15 Comments leave one →
  1. May 25, 2020 3:33 am

    I’m so glad you thought as highly of this as I did, Jeanne. Shaw is one of our finest crime writers – no scrap that – he is one of our finest writers. He doesn’t get half as much praise as he deserves and his latest book, Graves End, really should win every crime prize going this year.

    • May 26, 2020 9:49 am

      I agree. As soon as I finished this one I started looking for the other books in Shaw’s Cupidi series.

  2. May 25, 2020 8:06 am

    Wow, this does sound good — though I am not much of a crime reader either. And the cover is so beautiful!!

    • May 26, 2020 9:48 am

      It’s good to read something different every once in a while.

  3. Carol S Schumacher permalink
    May 25, 2020 10:01 am

    This sounds great! I will have to put it on my reading list.

    • May 26, 2020 9:47 am

      I can lend you my copy, unless you prefer an audiobook.

  4. Rohan Maitzen permalink
    May 25, 2020 5:12 pm

    This sounds good! I will see if our library has an e-copy. There’s a series of birding mysteries by a Canadian author, Steve Burrowes, that I’ve liked partly because the bird stuff is so interesting and attention to it really brings out the setting, as it seems to here.

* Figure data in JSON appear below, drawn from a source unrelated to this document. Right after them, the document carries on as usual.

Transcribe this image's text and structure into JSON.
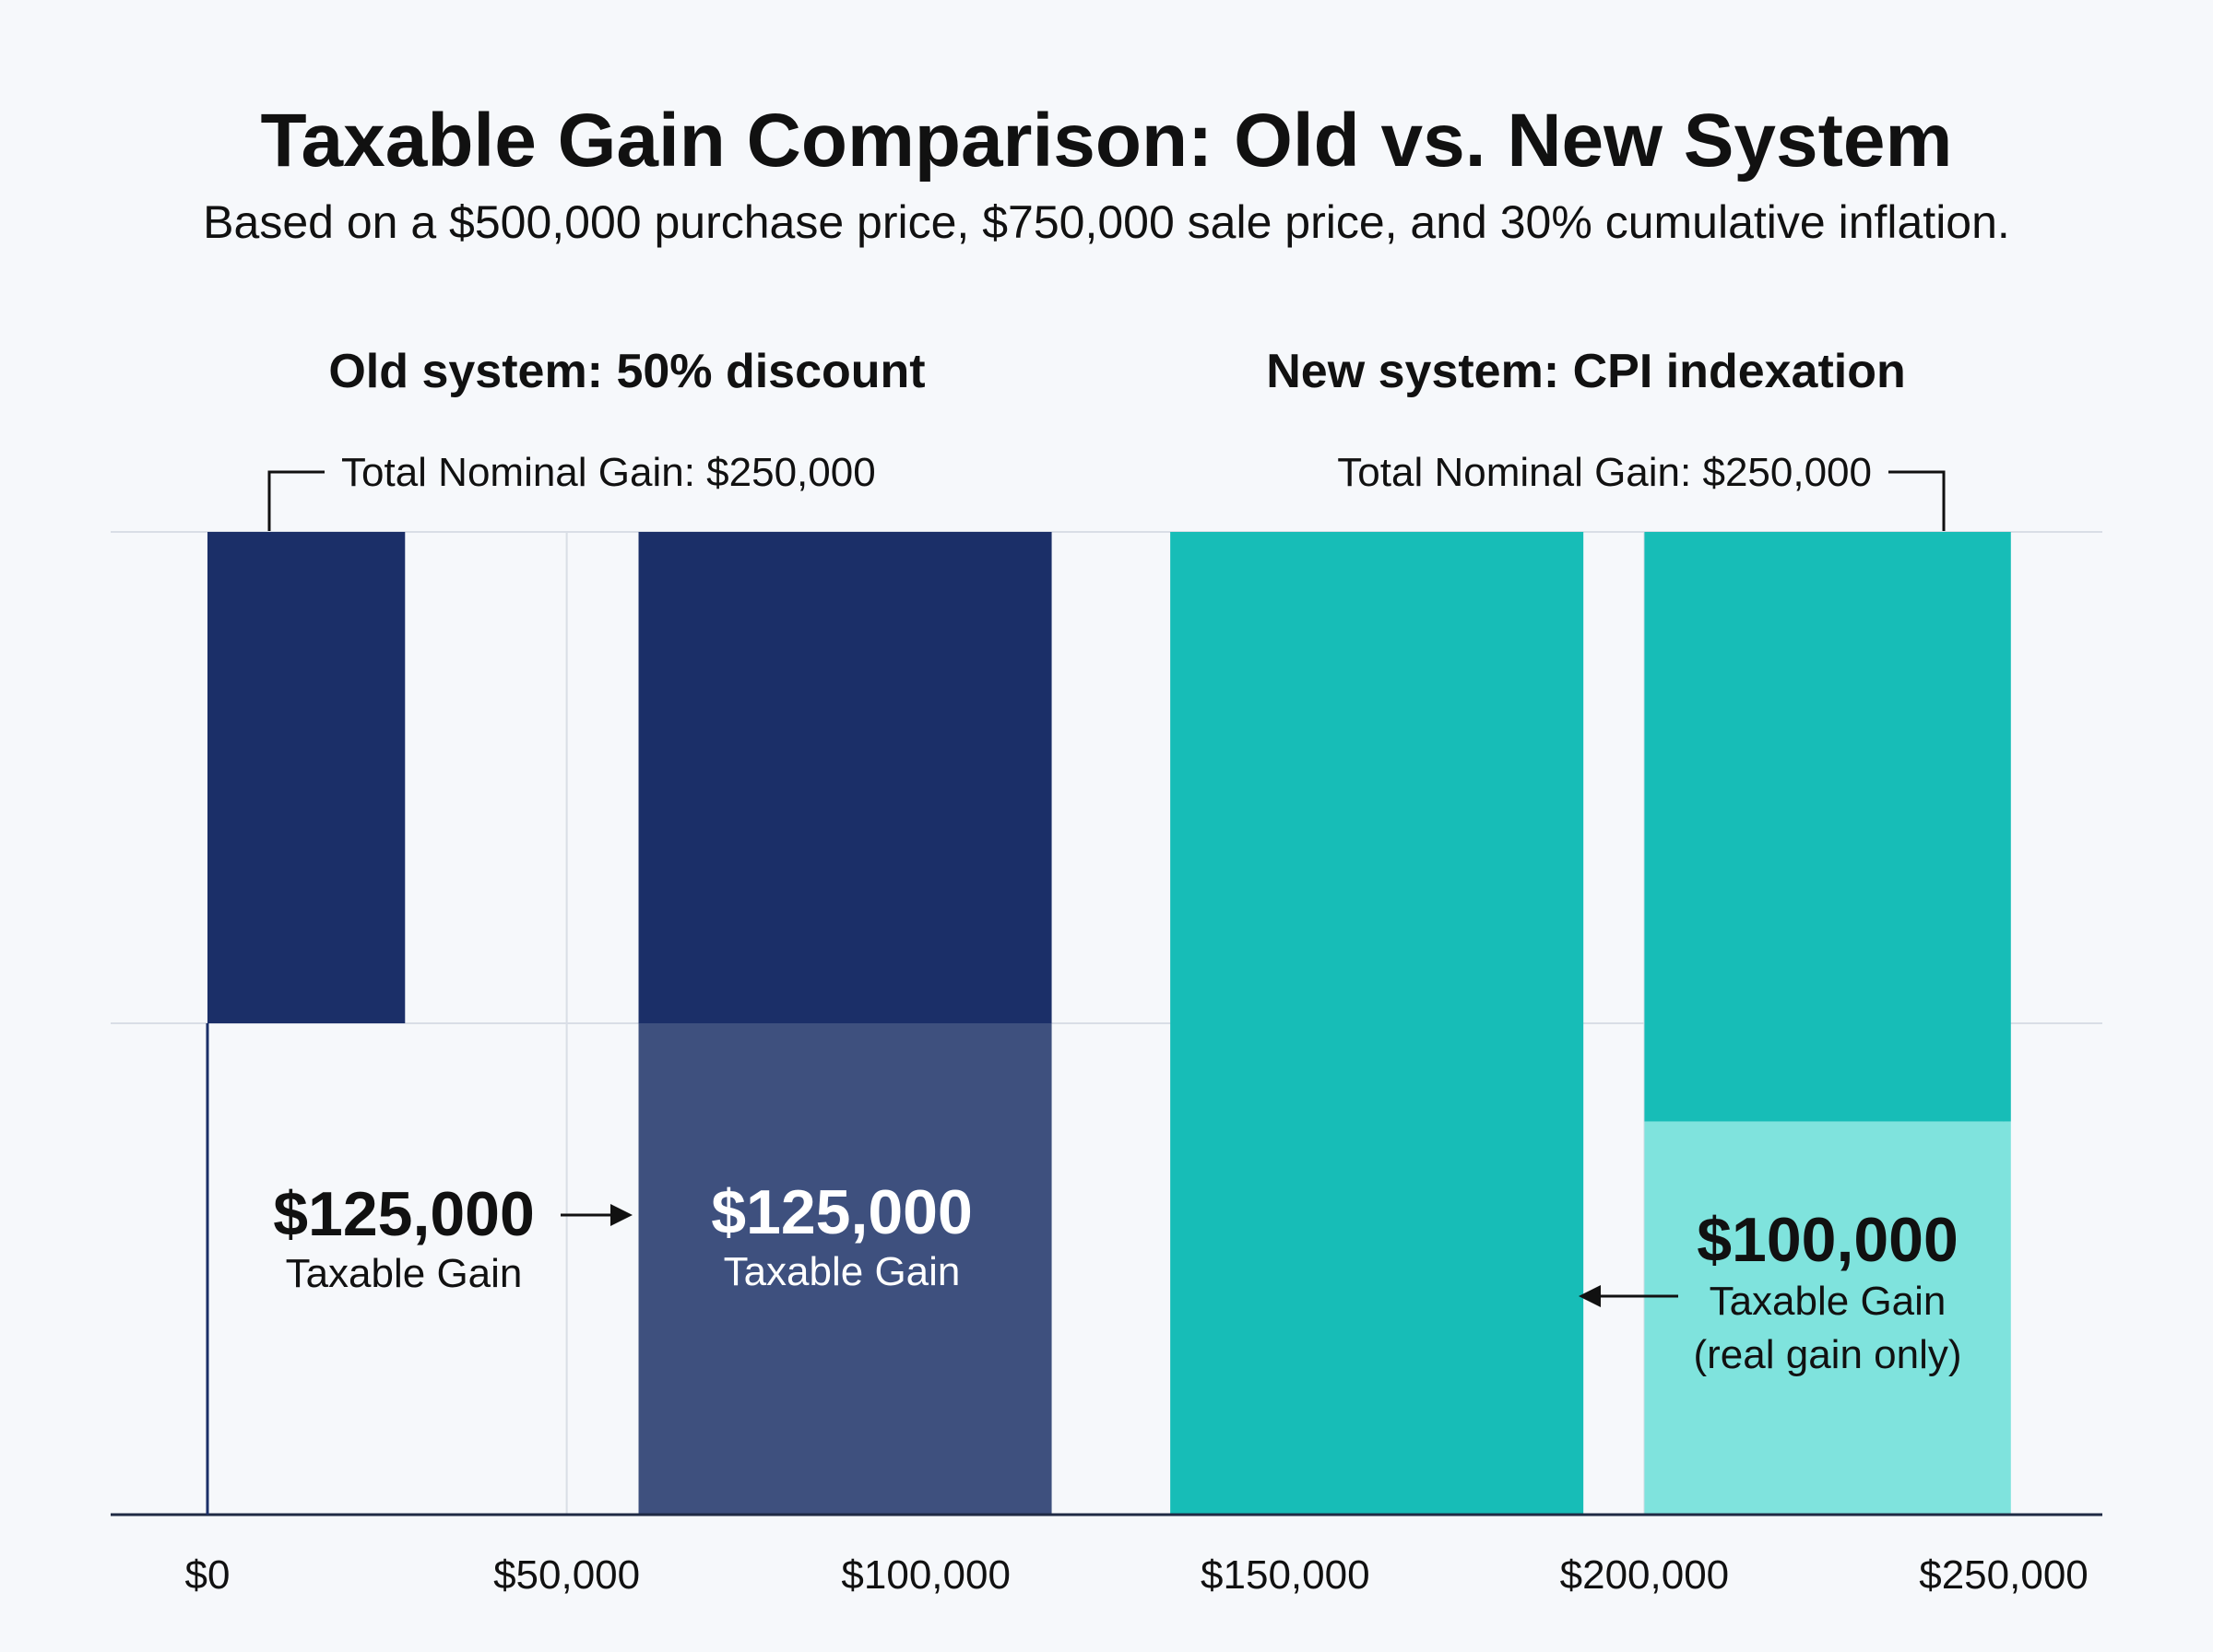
{
  "chart_data": {
    "type": "bar",
    "title": "Taxable Gain Comparison: Old vs. New System",
    "subtitle": "Based on a $500,000 purchase price, $750,000 sale price, and 30% cumulative inflation.",
    "panels": [
      {
        "title": "Old system: 50% discount",
        "bracket_label": "Total Nominal Gain: $250,000"
      },
      {
        "title": "New system: CPI indexation",
        "bracket_label": "Total Nominal Gain: $250,000"
      }
    ],
    "x_axis": {
      "ticks": [
        0,
        50000,
        100000,
        150000,
        200000,
        250000
      ],
      "tick_labels": [
        "$0",
        "$50,000",
        "$100,000",
        "$150,000",
        "$200,000",
        "$250,000"
      ],
      "xlim": [
        0,
        250000
      ]
    },
    "ylim": [
      0,
      250000
    ],
    "grid": true,
    "bars": [
      {
        "x_start": 0,
        "x_end": 27500,
        "y_bottom": 125000,
        "y_top": 250000,
        "color": "#1b2f68"
      },
      {
        "x_start": 60000,
        "x_end": 117500,
        "y_bottom": 125000,
        "y_top": 250000,
        "color": "#1b2f68"
      },
      {
        "x_start": 60000,
        "x_end": 117500,
        "y_bottom": 0,
        "y_top": 125000,
        "color": "#3e507e"
      },
      {
        "x_start": 134000,
        "x_end": 191500,
        "y_bottom": 0,
        "y_top": 250000,
        "color": "#17bdb7"
      },
      {
        "x_start": 200000,
        "x_end": 251000,
        "y_bottom": 100000,
        "y_top": 250000,
        "color": "#17bdb7"
      },
      {
        "x_start": 200000,
        "x_end": 251000,
        "y_bottom": 0,
        "y_top": 100000,
        "color": "#7fe3dd"
      }
    ],
    "annotations": [
      {
        "value": "$125,000",
        "label": "Taxable Gain"
      },
      {
        "value": "$125,000",
        "label": "Taxable Gain"
      },
      {
        "value": "$100,000",
        "label": "Taxable Gain",
        "label2": "(real gain only)"
      }
    ]
  }
}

    • May 26, 2020 9:51 am

      The setting is cold, wet, and dark, so the birds do bring out the setting, especially the feeling of wanting shelter from the elements and also the darker elements of human society.

  5. May 25, 2020 8:01 pm

    Usually if I see birds are a theme, I steer clear! But I liked Freedom by Jonathan Franzen pretty well and he’s a birder, and then I listened to H Is for Hawk and was fascinated by the author’s training of a falcon.

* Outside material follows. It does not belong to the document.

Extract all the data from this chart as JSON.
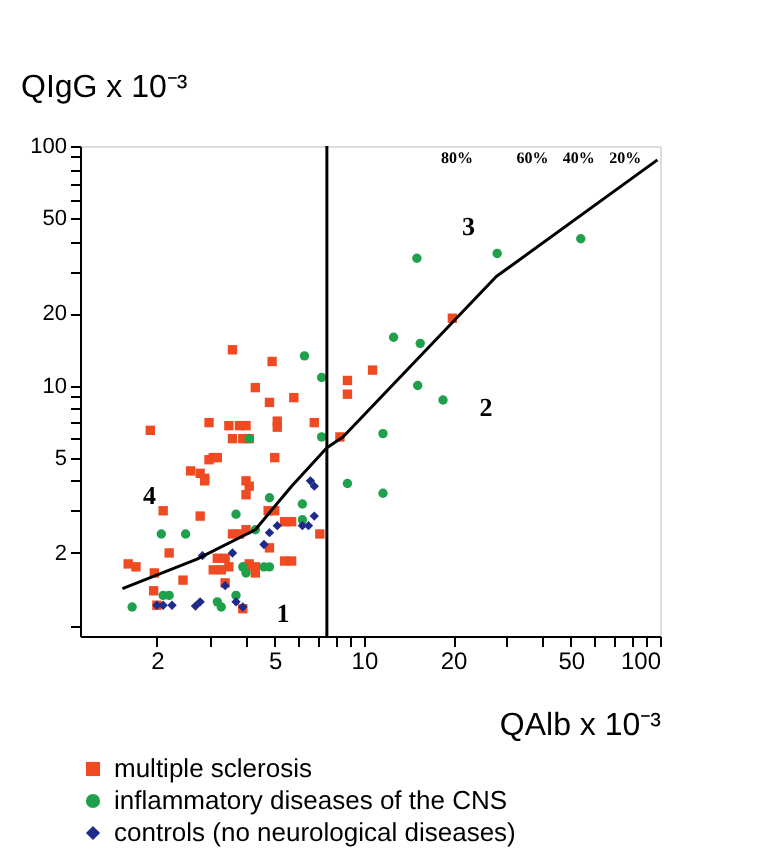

    • May 26, 2020 9:53 am

      It’s more that birds are part of the atmosphere (ha!) of this novel. They’re less a theme than part of the setting.

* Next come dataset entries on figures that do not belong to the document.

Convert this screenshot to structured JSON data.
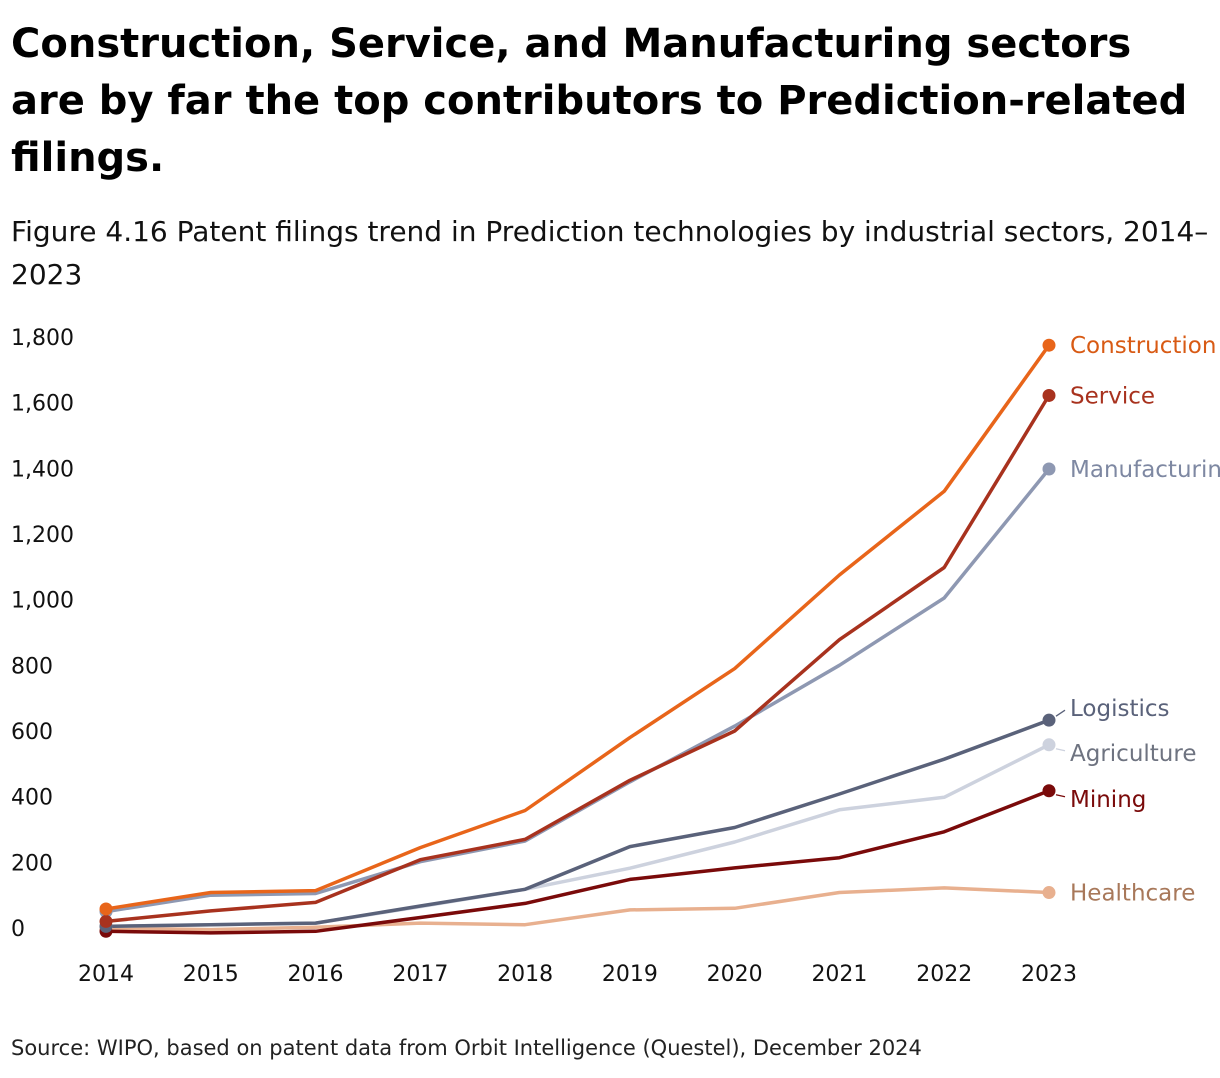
{
  "headline": "Construction, Service, and Manufacturing sectors are by far the top contributors to Prediction-related filings.",
  "source": "Source: WIPO, based on patent data from Orbit Intelligence (Questel), December 2024",
  "chart_data": {
    "type": "line",
    "title": "Figure 4.16 Patent filings trend in Prediction technologies by industrial sectors, 2014–2023",
    "xlabel": "",
    "ylabel": "",
    "x": [
      "2014",
      "2015",
      "2016",
      "2017",
      "2018",
      "2019",
      "2020",
      "2021",
      "2022",
      "2023"
    ],
    "ylim": [
      0,
      1800
    ],
    "yticks": [
      0,
      200,
      400,
      600,
      800,
      1000,
      1200,
      1400,
      1600,
      1800
    ],
    "ytick_labels": [
      "0",
      "200",
      "400",
      "600",
      "800",
      "1,000",
      "1,200",
      "1,400",
      "1,600",
      "1,800"
    ],
    "grid": false,
    "legend": "direct labels at line ends (right)",
    "series": [
      {
        "name": "Healthcare",
        "label": "Healthcare",
        "color": "#E8B08F",
        "label_color": "#A8785A",
        "values": [
          0,
          -5,
          2,
          15,
          10,
          55,
          60,
          108,
          122,
          108
        ]
      },
      {
        "name": "Agriculture",
        "label": "Agriculture",
        "color": "#CDD2DE",
        "label_color": "#6E7380",
        "values": [
          5,
          10,
          15,
          65,
          118,
          182,
          262,
          360,
          398,
          558
        ]
      },
      {
        "name": "Mining",
        "label": "Mining",
        "color": "#7A0A0A",
        "label_color": "#7A0A0A",
        "values": [
          -10,
          -15,
          -10,
          32,
          75,
          148,
          183,
          214,
          293,
          418
        ]
      },
      {
        "name": "Logistics",
        "label": "Logistics",
        "color": "#5A627A",
        "label_color": "#5A627A",
        "values": [
          5,
          10,
          15,
          67,
          118,
          248,
          306,
          408,
          514,
          633
        ]
      },
      {
        "name": "Manufacturing",
        "label": "Manufacturing",
        "color": "#8E98B2",
        "label_color": "#7E88A2",
        "values": [
          50,
          100,
          105,
          202,
          265,
          445,
          615,
          800,
          1005,
          1398
        ]
      },
      {
        "name": "Service",
        "label": "Service",
        "color": "#A8321E",
        "label_color": "#A8321E",
        "values": [
          20,
          52,
          78,
          208,
          270,
          450,
          600,
          878,
          1098,
          1622
        ]
      },
      {
        "name": "Construction",
        "label": "Construction",
        "color": "#E8651A",
        "label_color": "#D85A14",
        "values": [
          58,
          108,
          114,
          245,
          358,
          580,
          790,
          1075,
          1330,
          1775
        ]
      }
    ]
  }
}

  6. June 1, 2020 11:24 am

    I was also not a great reader of crime or police procedurals but was intrigued by this one. I read it ‘on location’ – whilst staying in Dungeness. It was a brilliant experience! (A link to my thoughts is below in case you’re interested 🙂 ) I have several other books by Shaw sitting on the shelves and I really must get back to them!

    https://acornerofcornwall.com/2018/05/14/reading-rambles-reading-in-situ/

    • June 1, 2020 12:00 pm

      Your photos of Dungeness help me picture the setting of this novel, the view of the nuclear plant in particular. Thanks!

      • June 1, 2020 12:12 pm

        You’re welcome Jeanne 🙂 Thanks for popping over to take a look!

  7. June 9, 2020 6:27 am

    I’m glad you enjoyed this crime/detective story. I haven’t heard of this book but will have to check it out.